Danja to'ro est le terme utilisé en langue gan pour désigner le corpus d'objets rituels en alliage de cuivre coulé produits pour la cour royale d'Obiré, dans le sud-ouest du Burkina Faso. Cette catégorie comprend des bronzes figuratifs de petite taille (généralement de 4 à 20 cm) - des figures anthropomorphes d'ancêtres et de rois, des compositions équestres codifiant l'autorité de la cavalerie, des effigies de serpents et de crocodiles faisant référence à la faune spirituelle des systèmes fluviaux régionaux, et des ustensiles d'autel utilisés dans le cadre des rituels de la cour.
Les objets sont fabriqués par fonte directe à la cire perdue (cire perdue) - le modèle de cire perdue est séparé de la fonte, ce qui fait que chaque pièce est unique. La tradition métallurgique Gan est technologiquement distincte de la production de laiton coulé au sable des voisins Lobi, Birifor et Dagara ; elle opère dans un registre comparable en fonction (mais pas en échelle) aux bronzes de cour Edo et Akan de la côte guinéenne.

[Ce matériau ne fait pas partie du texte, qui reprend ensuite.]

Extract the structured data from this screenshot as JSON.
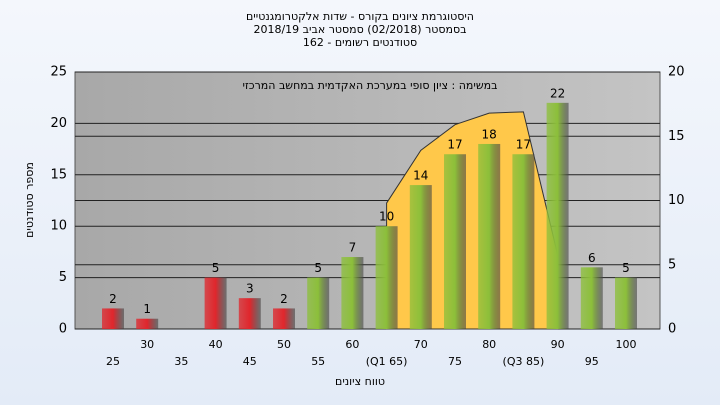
{
  "chart_data": {
    "type": "bar",
    "title": "היסטוגרמת ציונים בקורס - שדות אלקטרומגנטיים",
    "subtitle": "בסמסטר (02/2018) סמסטר אביב 2018/19",
    "subtitle2": "סטודנטים רשומים - 162",
    "annotation": "במשימה : ציון סופי במערכת האקדמית במחשב המרכזי",
    "x_label": "טווח ציונים",
    "y_label": "מספר סטודנטים",
    "categories": [
      "25",
      "30",
      "35",
      "40",
      "45",
      "50",
      "55",
      "60",
      "(Q1 65)",
      "70",
      "75",
      "80",
      "(Q3 85)",
      "90",
      "95",
      "100"
    ],
    "values": [
      2,
      1,
      null,
      5,
      3,
      2,
      5,
      7,
      10,
      14,
      17,
      18,
      17,
      22,
      6,
      5
    ],
    "bar_colors": [
      "#e0262c",
      "#e0262c",
      "#e0262c",
      "#e0262c",
      "#e0262c",
      "#e0262c",
      "#8cbf3a",
      "#8cbf3a",
      "#8cbf3a",
      "#8cbf3a",
      "#8cbf3a",
      "#8cbf3a",
      "#8cbf3a",
      "#8cbf3a",
      "#8cbf3a",
      "#8cbf3a"
    ],
    "ylim": [
      0,
      25
    ],
    "yticks": [
      0,
      5,
      10,
      15,
      20,
      25
    ],
    "y2lim": [
      0,
      20
    ],
    "y2ticks": [
      0,
      5,
      10,
      15,
      20
    ],
    "area": {
      "color": "#ffc84a",
      "axis": "y2",
      "x": [
        65,
        70,
        75,
        80,
        85,
        90
      ],
      "values": [
        9.8,
        13.9,
        15.9,
        16.8,
        16.9,
        5.8
      ]
    },
    "grid": true
  }
}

La correction scientifique critique apportée par Daniela Bognolo dans Gan of Burkina Faso (Barbier-Mueller, 1999 ; révisé en 2007) est que ces objets sont sacrés - des ancrages physiques pour des entités spirituelles et des mécanismes primaires pour la mémorialisation du lignage royal - et non des bijoux séculiers ou des objets de prestige décoratifs. Les considérer comme des ornements revient à inverser leur fonction et leur registre de valeurs au sein de la société Gan.

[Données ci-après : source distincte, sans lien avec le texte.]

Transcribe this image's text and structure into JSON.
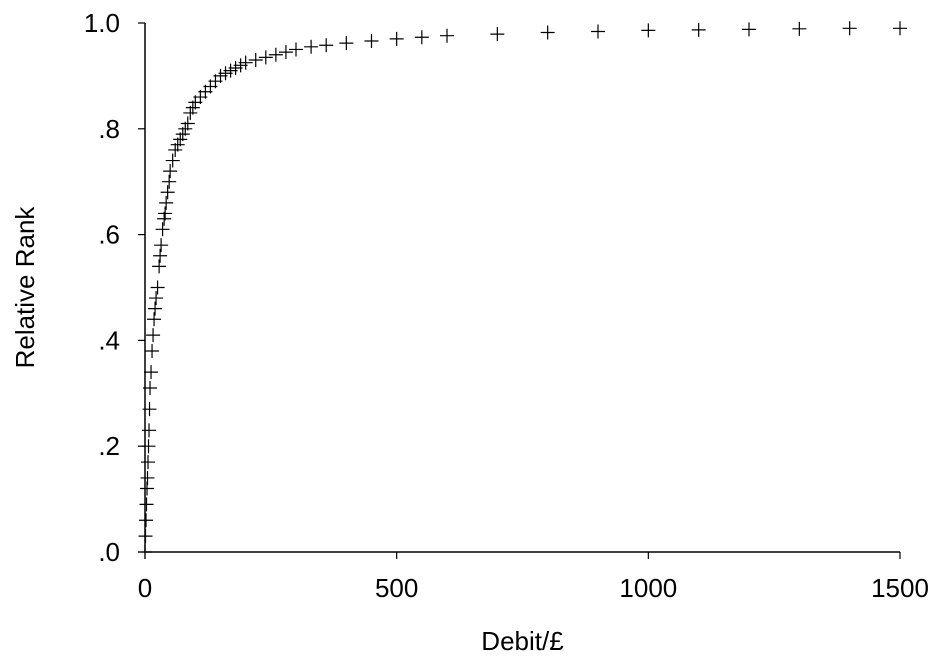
{
  "chart_data": {
    "type": "scatter",
    "title": "",
    "xlabel": "Debit/£",
    "ylabel": "Relative Rank",
    "xlim": [
      0,
      1500
    ],
    "ylim": [
      0,
      1
    ],
    "grid": false,
    "marker": "plus",
    "colors": {
      "marker": "#000000",
      "axis": "#000000"
    },
    "x_ticks": [
      0,
      500,
      1000,
      1500
    ],
    "x_tick_labels": [
      "0",
      "500",
      "1000",
      "1500"
    ],
    "y_ticks": [
      0,
      0.2,
      0.4,
      0.6,
      0.8,
      1.0
    ],
    "y_tick_labels": [
      ".0",
      ".2",
      ".4",
      ".6",
      ".8",
      "1.0"
    ],
    "series": [
      {
        "x": [
          0,
          1,
          2,
          3,
          4,
          5,
          6,
          7,
          8,
          9,
          10,
          12,
          14,
          16,
          18,
          20,
          22,
          25,
          28,
          30,
          32,
          35,
          38,
          40,
          42,
          45,
          48,
          50,
          55,
          60,
          65,
          70,
          75,
          80,
          85,
          90,
          95,
          100,
          110,
          120,
          130,
          140,
          150,
          160,
          170,
          180,
          190,
          200,
          220,
          240,
          260,
          280,
          300,
          330,
          360,
          400,
          450,
          500,
          550,
          600,
          700,
          800,
          900,
          1000,
          1100,
          1200,
          1300,
          1400,
          1500
        ],
        "y": [
          0.0,
          0.03,
          0.06,
          0.09,
          0.12,
          0.14,
          0.17,
          0.2,
          0.23,
          0.27,
          0.31,
          0.34,
          0.38,
          0.41,
          0.44,
          0.46,
          0.48,
          0.5,
          0.54,
          0.56,
          0.58,
          0.61,
          0.63,
          0.64,
          0.66,
          0.68,
          0.7,
          0.72,
          0.74,
          0.76,
          0.77,
          0.78,
          0.79,
          0.8,
          0.81,
          0.83,
          0.84,
          0.85,
          0.86,
          0.87,
          0.88,
          0.89,
          0.9,
          0.905,
          0.91,
          0.915,
          0.92,
          0.925,
          0.93,
          0.935,
          0.94,
          0.945,
          0.95,
          0.955,
          0.958,
          0.962,
          0.966,
          0.97,
          0.973,
          0.976,
          0.979,
          0.982,
          0.984,
          0.986,
          0.987,
          0.988,
          0.989,
          0.99,
          0.99
        ]
      }
    ]
  }
}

L'identification repose sur quatre marqueurs : une patine brun-noir profonde avec des points culminants brillants là où la manipulation rituelle a eu lieu, une posture hiératique frontale avec des membres allongés, une surface moulée granuleuse avec des preuves diagnostiques de moulage (éclats, trous d'épingle à noyau), et un format à haute densité à petite échelle. Cette combinaison permet de distinguer les authentiques danja to'ro des objets en laiton commercialisés en Afrique de l'Ouest, des moulages imitant les Lobi datant d'après 1990 et des reproductions destinées au marché touristique.